Exercises from phase II are continued with the addition of more aggressive progressions such as perturbation training exercises. These exercises are progressed from submaximal to maximal, slow to fast, and known (proactive) to unknown (reactive) patterns. At approximately week 24, low intensity agility drills may be initiated. Exercises such as controlled acceleration and deceleration, slideboard, and jumping rope form the foundation of these exercises.114, 129
A combination of concentric and eccentric exercises should be included in the rehabilitation because most functional activities use both modes of muscle actions. To improve muscular power, the patient exercises at fast speeds with maximum effort activities. Progression may include faster speed isokinetic training and functional training activities using more dynamic exercises, such as low intensity plyometric exercises.114
Neuromuscular reactive training is important to provide dynamic stability of the knee. Development of normal functional patterns is one of the goals of the training program.

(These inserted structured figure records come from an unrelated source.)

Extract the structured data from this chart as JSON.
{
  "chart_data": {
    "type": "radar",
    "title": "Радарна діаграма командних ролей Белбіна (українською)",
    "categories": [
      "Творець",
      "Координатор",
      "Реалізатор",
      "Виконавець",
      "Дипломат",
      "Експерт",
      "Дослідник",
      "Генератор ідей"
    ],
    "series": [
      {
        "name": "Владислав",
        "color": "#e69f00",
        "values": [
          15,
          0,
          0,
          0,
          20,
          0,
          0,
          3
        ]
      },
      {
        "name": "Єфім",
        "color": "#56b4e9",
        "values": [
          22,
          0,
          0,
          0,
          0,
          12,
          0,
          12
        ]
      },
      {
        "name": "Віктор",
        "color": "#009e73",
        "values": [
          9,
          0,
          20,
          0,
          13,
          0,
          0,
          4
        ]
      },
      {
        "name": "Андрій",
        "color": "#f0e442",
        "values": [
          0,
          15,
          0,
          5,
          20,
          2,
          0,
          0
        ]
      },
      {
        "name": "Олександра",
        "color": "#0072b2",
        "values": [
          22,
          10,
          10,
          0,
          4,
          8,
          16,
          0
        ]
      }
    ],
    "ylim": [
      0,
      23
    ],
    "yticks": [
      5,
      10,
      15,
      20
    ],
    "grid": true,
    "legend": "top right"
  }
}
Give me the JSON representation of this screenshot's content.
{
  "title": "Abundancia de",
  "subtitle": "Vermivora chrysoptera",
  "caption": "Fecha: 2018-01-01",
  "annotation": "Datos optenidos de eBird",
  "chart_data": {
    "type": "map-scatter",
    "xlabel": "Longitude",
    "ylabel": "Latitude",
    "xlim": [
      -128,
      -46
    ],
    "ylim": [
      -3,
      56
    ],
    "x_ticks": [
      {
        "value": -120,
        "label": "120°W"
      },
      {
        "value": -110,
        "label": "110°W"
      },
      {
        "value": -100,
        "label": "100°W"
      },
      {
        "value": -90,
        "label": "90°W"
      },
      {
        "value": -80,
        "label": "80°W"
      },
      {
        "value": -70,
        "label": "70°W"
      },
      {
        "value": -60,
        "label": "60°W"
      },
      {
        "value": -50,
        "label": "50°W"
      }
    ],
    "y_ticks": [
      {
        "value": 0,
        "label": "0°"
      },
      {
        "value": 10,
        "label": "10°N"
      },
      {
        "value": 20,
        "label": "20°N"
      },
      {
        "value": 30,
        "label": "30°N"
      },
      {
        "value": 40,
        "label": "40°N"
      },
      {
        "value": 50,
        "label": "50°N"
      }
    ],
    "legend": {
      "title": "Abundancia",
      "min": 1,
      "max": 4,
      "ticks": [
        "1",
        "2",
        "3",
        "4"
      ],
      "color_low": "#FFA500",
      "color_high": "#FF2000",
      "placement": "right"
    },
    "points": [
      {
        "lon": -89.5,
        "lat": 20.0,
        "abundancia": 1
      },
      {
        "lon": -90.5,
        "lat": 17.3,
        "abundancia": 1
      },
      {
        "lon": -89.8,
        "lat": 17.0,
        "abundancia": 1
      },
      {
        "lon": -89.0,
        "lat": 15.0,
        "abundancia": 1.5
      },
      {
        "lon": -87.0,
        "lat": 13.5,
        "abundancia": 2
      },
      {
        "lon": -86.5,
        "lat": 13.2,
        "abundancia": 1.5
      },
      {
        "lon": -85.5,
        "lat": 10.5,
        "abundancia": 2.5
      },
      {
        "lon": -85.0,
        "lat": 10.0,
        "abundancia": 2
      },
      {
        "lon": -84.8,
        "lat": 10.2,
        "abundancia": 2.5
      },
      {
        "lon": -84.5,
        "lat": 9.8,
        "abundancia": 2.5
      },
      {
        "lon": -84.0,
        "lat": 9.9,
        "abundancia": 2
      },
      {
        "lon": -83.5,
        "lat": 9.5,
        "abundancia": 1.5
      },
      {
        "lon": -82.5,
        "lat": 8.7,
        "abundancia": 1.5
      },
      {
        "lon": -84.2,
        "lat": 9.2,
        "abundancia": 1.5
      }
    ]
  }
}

During this phase, the primary motor learning responses re-develop and activities progress from a conscious to an unconscious level where the responses occur automatically. Primary muscles involved in the compensatory patterns (quadriceps, hamstrings, and gastrocnemius muscles) following ACL injuries are important in helping the patient return to various activities.159–163 Therefore, a patient with a MKLI may also need to rely on some of these compensatory patterns to create the dynamic stability for the knee. However, because of the complexity of the MKLI, differences exist in the way the patients are going to compensate to provide dynamic knee stability. Consequently, as previously discussed, the rehabilitation program needs to be customized to each individual patient.114
A functional testing algorithm (FTA) is used to evaluate and progress a patient through the rehabilitation program. This phase focuses on the last few stages of the exercise progression continuum. The details and specific criteria are described by Davies and Zillmer.163 The FTA progresses the athlete through a series of stages, with each one becoming progressively more difficult. The patient must pass through each stage in a systematic process in order to progress to higher levels of functional activities. If the patient fails a test of the FTA, the rehabilitation program is then focused upon that area until the deficit is adequately addressed.114
No randomized controlled trial studies exist regarding the optimum surgical and rehabilitation guidelines for a patient following MLKI. Furthermore, these studies would be difficult considering the complexity and uniqueness of each MLKI. Both surgery and rehabilitation are customized to meet the particular need of each patient with a MLKI. Guidelines regarding mechanisms and classifications of injuries, surgical procedures, and limited evidence-based literature on rehabilitation combined with our empirically based experience with patients with MLKI have been presented.